1.  Peel the citrus fruit.  In the case of oranges and lemons, which tend to be relatively thin-skinned, say a quarter-inch or less, remove the entire peel.  If the skin is thicker (the way they are on Arizona grapefruits), remove the outer quarter-inch or so of peel, leaving the rest of the white pith behind.  (You do want some pith attached to the skin.) Slice the peel into very thin julienne strips.  Put it into an 8-quart stainless steel pot.

2.  Remove all the membranes and pith, especially from grapefruit, and add all the pulp and juice to the pot.  Be sure to remove any seeds.

3.  Add enough water just to cover the pulp and peel; you'll be adding roughly the same amount of water as you have pulp and peel.  The pot will be about half full; you don't want it more than half full or you'll risk it boiling over when you add the sugar later.

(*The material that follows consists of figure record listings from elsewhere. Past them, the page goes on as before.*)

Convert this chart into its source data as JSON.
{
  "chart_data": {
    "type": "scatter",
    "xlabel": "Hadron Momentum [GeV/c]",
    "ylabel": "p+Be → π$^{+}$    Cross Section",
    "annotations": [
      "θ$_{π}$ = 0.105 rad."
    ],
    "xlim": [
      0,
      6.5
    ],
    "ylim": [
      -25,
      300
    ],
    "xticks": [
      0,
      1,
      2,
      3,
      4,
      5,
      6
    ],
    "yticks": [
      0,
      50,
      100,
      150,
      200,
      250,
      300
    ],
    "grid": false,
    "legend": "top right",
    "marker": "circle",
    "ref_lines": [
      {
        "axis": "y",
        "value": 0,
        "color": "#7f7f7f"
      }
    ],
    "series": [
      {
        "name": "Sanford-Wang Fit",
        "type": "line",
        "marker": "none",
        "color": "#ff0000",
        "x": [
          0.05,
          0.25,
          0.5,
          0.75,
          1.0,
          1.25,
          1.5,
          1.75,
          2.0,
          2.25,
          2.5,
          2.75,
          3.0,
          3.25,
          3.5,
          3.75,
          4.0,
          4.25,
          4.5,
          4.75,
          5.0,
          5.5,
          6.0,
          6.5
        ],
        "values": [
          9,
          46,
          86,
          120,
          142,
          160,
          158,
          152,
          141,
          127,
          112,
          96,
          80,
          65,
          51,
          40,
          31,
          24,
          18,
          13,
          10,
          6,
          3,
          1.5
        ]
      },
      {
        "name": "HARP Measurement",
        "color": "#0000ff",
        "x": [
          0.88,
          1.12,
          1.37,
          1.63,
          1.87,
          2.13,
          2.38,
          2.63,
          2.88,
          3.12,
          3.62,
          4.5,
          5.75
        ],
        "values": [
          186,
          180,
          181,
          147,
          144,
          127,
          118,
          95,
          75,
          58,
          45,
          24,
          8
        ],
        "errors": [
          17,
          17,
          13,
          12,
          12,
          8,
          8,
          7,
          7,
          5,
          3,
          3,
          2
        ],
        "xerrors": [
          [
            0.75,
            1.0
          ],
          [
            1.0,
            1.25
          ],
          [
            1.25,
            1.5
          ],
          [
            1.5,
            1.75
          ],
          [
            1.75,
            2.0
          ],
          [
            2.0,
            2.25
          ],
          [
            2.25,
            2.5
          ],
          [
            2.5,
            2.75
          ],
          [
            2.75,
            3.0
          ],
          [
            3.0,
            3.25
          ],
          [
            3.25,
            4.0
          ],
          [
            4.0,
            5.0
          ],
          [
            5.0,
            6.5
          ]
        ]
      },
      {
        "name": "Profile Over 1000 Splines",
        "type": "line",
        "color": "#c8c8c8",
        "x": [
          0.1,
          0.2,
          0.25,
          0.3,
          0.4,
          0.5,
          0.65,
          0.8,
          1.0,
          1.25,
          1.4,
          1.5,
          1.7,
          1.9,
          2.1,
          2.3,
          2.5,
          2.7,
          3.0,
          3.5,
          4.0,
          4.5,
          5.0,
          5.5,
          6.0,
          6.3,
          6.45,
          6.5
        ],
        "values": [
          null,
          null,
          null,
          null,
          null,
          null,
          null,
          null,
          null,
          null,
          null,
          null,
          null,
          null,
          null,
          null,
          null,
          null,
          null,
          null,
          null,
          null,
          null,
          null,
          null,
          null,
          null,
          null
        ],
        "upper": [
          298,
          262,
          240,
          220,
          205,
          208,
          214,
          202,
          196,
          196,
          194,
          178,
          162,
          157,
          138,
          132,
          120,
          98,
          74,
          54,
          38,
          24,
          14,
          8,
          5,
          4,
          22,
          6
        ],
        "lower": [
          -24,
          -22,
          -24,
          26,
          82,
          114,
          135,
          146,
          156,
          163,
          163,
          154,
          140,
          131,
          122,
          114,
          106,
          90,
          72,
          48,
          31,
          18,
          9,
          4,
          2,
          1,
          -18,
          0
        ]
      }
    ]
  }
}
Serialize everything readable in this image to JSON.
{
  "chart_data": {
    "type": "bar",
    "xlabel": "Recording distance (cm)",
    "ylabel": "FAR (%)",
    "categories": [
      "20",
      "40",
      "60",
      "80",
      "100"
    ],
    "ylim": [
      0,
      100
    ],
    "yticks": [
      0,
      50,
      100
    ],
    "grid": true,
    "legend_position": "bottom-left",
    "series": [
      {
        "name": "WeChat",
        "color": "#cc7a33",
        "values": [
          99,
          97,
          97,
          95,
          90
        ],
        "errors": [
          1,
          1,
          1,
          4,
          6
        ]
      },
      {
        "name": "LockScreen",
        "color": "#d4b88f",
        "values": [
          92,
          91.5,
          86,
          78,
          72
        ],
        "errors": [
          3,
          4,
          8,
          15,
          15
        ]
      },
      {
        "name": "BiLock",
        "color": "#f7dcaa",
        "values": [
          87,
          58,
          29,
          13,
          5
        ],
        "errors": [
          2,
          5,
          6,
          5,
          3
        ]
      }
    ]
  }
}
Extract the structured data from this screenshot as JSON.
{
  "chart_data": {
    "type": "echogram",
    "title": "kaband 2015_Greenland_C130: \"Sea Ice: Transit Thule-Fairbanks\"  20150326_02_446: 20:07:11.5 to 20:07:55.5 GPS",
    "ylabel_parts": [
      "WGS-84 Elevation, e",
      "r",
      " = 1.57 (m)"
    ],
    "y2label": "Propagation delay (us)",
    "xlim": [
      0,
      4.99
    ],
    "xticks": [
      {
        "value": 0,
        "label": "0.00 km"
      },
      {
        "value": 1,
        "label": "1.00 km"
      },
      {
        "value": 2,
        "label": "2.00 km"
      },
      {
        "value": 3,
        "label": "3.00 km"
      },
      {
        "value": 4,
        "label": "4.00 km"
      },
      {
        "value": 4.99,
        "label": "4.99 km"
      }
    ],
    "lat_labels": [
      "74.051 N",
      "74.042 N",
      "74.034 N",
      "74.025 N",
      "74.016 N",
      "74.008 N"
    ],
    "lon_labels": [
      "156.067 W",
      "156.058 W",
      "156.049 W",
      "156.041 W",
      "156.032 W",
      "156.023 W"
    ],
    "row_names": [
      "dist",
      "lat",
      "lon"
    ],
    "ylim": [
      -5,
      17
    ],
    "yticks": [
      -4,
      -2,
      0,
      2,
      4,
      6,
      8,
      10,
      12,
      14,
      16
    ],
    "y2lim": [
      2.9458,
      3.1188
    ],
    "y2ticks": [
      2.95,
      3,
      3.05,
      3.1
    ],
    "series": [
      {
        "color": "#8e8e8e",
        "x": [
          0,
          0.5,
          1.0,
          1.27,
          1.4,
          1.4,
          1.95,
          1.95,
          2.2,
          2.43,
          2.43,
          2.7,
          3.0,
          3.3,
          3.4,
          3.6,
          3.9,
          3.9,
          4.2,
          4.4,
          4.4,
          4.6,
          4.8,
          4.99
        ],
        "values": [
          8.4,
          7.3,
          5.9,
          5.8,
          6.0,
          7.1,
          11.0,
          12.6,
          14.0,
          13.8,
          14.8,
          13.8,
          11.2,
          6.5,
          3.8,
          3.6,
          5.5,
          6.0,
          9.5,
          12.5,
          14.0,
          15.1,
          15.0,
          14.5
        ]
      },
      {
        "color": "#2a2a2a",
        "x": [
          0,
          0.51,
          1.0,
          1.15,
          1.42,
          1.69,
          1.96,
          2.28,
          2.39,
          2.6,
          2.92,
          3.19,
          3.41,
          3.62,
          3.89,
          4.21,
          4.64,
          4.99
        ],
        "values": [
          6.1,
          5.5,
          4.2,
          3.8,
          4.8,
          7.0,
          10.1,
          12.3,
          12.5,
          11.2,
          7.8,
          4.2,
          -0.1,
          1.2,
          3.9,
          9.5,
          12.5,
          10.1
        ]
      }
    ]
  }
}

4.  Bring the contents of the pot to a boil, then turn off the heat and set the pot aside, covered, overnight.  (If you don't have a stainless steel pot, put the mixture into a non-reactive bowl--made of something like glass--to stand.)  This allows the peel to soften.

5.  The next morning, bring the mixture to a boil, then simmer for at least 2 hours, or until the peel is quite soft.  Meanwhile, place a small plate into the freezer to get thoroughly cold.

6.  Measure the mixture (mine was about 10 or 11 cups) and add an equal volume of sugar.  Stir to combine, then bring the marmalade to a boil.  Cook at fairly high heat (as high as possible, but watch for boiling over--if it gets too near the top of the pot, turn down the heat), stirring occasionally, until the temperature reaches 225 - 230* F on a candy thermometer.  This will probably take about half an hour.

7.  To be sure the marmalade will set, put a spoonful onto the cold plate.  Set it in the freezer for about 2 minutes.  If it's jelly-like but still just a bit soft, it's ready.

8.  Put the marmalade into sterilized canning jars and seal them. If any of the jars fail to seal, refrigerate them--the marmalade will still be fine and will keep for several weeks refrigerated.

This will make somewhere around 12 8-oz. jars of marmalade.